With the example data, a histogram has been constructed (Figure 3):

*Figure 3: Data distribution histogram*

When the data set is not naturally distributed, then an attempt can be made to convert the data to a pattern resembling normal distribution. One of the simplest ways to do so is via a power transformation. This can be used for values that are generally below 1000 which takes the square root and subjects this to the normal distribution plot. A power transformation is not always successful, especially in the case of extremely skewed data sets. In this case study, the data could not be transformed and therefore a different approach was adopted: The percentile cut-off approach.

A percentile is used in statistics to measure a value on a scale of one hundred that indicates the percent of a distribution that is equal to or below it For example, the 20th percentile is the value (or score) below which 20% of the observations may be found. The percentile usually indicates that a certain percentage falls below that percentile. For example, if we are interested in the 20^{th} percentile, then 20% of values are below the number that the 20^{th} percentile relates to.

However, if we want to know the percentile rank, then the application of the percentile is slightly different. Here, the *nth *percentile is the smallest score that is greater than or equal to a certain percentage of the scores. That is the percentage of data that falls at or below a certain observation.

For alert and action levels, it is customary to use the 95^{th} percentile to assess the alert level and the 99^{th} percentile to assess the action level. These percentiles work for Poisson-distributed data in terms of equivalence with the standard deviation approach. As indicated above, for normally distributed data, the alert is the mean plus 2x standard deviations (and this is equivalent to 95% probability) and the action level at mean plus 3x standard deviations (equivalent to 99.7% probability).

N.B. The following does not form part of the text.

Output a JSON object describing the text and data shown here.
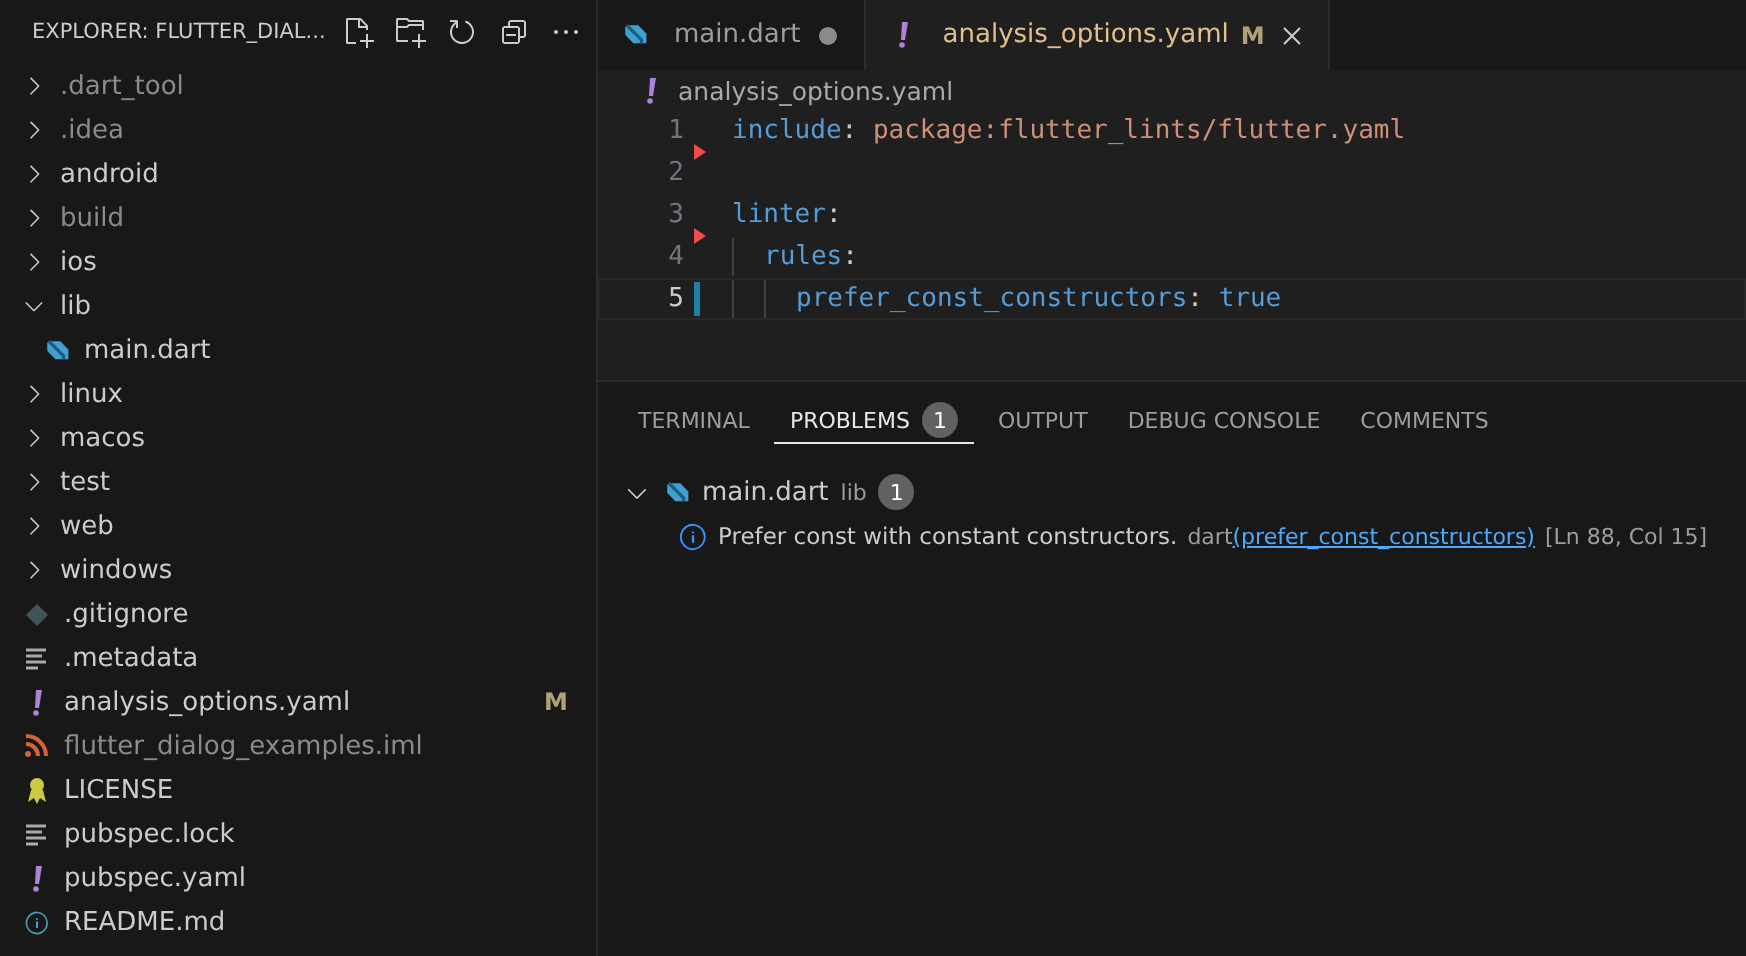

Using our existing data set, if we attempted to set alert and action levels using the 95^{th} and 99^{th} percentiles, this would lead to the following:

*Table 2: Alert and action level table*

It is always advisable to deploy professional judgement when reviewing alert and action levels and it may be that justified modifications need to be made. For example, with the upper level, any calculated level cannot exceed a specification (such as a limit published by a regulator).

With the lower level, should the data set be extremely good, caution is also required. For example, setting a Grade C contact plate alert level at 1 CFU/25cm^{2 }might be unrealistically low in terms of being unrepresentative of what an area is capable of over the longer term. It may also be that reacting to a pattern of three 1 CFU creates a pattern of zero results which might not add value when performing an investigation. Furthermore, there are concerns about setting a limit so low in relation to possible errors arising from sampling or testing. Here the results obtained may be more prone to low level contamination arising from sampling or testing (again with a count of 1 CFU).

Alert levels should be set at the local plant level so that the data clearly relates to conditions under which specific pharmaceutical products are processed. This is important given variations in practice and geographically distinct microbiota. The approach for setting levels should be based on the distribution of the data and standard deviation should only be selected in cases where the data conforms to a normal distribution. Where it does not, alternative approaches need to be selected. A suitable tool for consideration is the percentile cut-off method (there are, of course, other approaches). Percentiles have the advantage of being resistant to outliers in the data set and less prone to other forms of variation, provided a sufficiently large data set is selected.

The frequency of reviewing will depend upon the amount of historical data and the criticality of the sample.